Jerry Lee Albin, Who Found Sobriety After a Hard Life, Dies at 75 - 4 minutes read
This obituary is part of a series about people who have died in the coronavirus pandemic. Read about others here.
Even for the troubled souls who filed into the weekly Alcoholics Anonymous meetings, Jerry Lee Albin looked like bad news. His days of riding with the Hell’s Angels were over, but he retained the biker’s thousand-yard grimace. When others spoke, he picked his fingernails with a pocketknife.
But Mr. Albin was no longer the hell-raiser he had once been. After a life of drugs, alcohol and prisons from California to Canada, he went sober in 1991. Functionally illiterate, he taught himself to read. He opened his own construction business, and in his spare time he visited prisons, where he led sessions for men recovering from drug and alcohol addiction.
“He was a violent man, there’s no other way to say it, until he got sober,” said Todd Vogel, his longtime sponsor. “Then he became the hugger of A.A.”
Mr. Albin died on April 1 in Warwick, N.Y., in Orange County. He was 75. His daughter, Victoria Albin, said the cause was complications of Covid-19. Mr. Albin’s wife, Sonja Albin, had died of cranial bleeding just hours before him.
Jerry Lee Albin was born on Aug. 11, 1945, in Warrensburg, Mo., about an hour east of Kansas City. His father, Leland Albin, was a carpenter, and his mother, Francis (Browning) Albin, worked in a restaurant.
They divorced in 1952; Mr. Albin’s mother cited “extreme cruelty and gross neglect of duty.” Mr. Albin said his father had once shot his dog to teach a lesson.
Jerry Lee left home at 15, after hitting his father with a shovel during a fight. He settled in Los Angeles and then served as a cook in the Army between 1962 and 1963.

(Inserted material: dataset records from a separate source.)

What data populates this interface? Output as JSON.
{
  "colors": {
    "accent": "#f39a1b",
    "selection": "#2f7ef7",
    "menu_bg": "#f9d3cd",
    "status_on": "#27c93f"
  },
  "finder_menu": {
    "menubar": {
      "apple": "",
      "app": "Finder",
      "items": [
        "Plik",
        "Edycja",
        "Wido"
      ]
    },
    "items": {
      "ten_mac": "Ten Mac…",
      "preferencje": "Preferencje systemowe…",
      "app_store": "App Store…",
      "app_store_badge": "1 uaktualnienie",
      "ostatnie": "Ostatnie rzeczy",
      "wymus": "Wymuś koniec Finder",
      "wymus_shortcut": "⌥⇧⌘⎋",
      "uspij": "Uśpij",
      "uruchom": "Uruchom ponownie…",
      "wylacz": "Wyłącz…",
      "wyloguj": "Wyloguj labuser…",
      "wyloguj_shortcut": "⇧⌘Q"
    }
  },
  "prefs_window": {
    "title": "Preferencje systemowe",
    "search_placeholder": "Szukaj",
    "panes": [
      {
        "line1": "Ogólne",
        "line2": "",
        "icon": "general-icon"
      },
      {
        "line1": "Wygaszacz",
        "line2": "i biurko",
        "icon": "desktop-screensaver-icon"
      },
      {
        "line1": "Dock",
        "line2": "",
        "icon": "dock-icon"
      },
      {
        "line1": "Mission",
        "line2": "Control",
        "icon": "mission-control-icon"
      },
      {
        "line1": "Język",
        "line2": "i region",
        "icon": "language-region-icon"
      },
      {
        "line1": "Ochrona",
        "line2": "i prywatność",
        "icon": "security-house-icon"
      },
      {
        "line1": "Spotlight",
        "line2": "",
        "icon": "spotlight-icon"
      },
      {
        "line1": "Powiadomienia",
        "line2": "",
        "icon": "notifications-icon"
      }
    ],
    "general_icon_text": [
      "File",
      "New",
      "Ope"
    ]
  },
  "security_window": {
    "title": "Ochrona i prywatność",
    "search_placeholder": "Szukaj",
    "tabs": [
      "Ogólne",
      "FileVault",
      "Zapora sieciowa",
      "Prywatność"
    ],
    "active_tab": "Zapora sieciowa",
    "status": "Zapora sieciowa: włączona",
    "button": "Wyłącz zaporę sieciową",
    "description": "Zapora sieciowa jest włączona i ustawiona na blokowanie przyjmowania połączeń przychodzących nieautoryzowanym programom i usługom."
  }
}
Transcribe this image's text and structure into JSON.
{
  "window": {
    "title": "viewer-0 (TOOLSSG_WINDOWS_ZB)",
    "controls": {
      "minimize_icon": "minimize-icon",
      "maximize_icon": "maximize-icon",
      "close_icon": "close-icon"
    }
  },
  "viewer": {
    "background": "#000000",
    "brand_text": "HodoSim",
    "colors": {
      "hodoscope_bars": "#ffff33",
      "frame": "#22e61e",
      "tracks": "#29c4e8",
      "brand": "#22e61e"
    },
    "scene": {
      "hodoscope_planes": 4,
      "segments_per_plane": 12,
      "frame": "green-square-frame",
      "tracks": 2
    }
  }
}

After his discharge he began to drift. He lived without a home for stretches of time, and soon joined a branch of the Hell’s Angels. In 1965, a reporter and a photographer for Life magazine followed members of the branch around for several weeks for an article; Mr. Albin figures prominently in one of the photos that did not originally run with it in print but is now shown in an online archival version (he is in the foreground of a picture showing a boy seemingly fascinated by a motorcycle).
Mr. Albin moved to New York in 1967, where he worked in factories and drove a truck. That year he met a German immigrant named Sonja Kandaurow. They married in 1968.
Along with his daughter, he is survived by a grandson, Randy Lee Grey.
New York and a future wife did not mellow Mr. Albin. In 1967 he crossed into Canada illegally and was soon arrested after beating and robbing a man in Montreal, a crime for which he was sentenced to four months in prison.
A year later, after he and his wife moved to Paterson, N.J., he pulled a hunting knife on a man at a bowling alley; once again he went to prison.
He later told Mr. Vogel that he had been arrested more than 300 times, though that count included many nights while he was homeless when he persuaded the police to arrest him for vagrancy, so that he would have a place to sleep.
He hit bottom in 1991, when, in an alcohol-fueled rage, he hit his daughter — a line he had sworn he would never cross. Soon he was a regular at A.A. meetings. He and his wife later moved to West Milford, N.J., near the New York border.
Mr. Vogel encouraged him to join him in visiting prisons in New York and New Jersey to counsel inmates. It became his passion, helping to pull men out of the pit he had once occupied himself.
“He lived for going to help those guys,” Victoria, his daughter, said in an interview. “Even if they were murderers.”
After the pandemic hit, he continued to counsel incarcerated men via Zoom, right up until a few days before he went into the hospital.
“I’ve been drunk, and I’ve been sober,” he liked to tell them. “Sober is better.”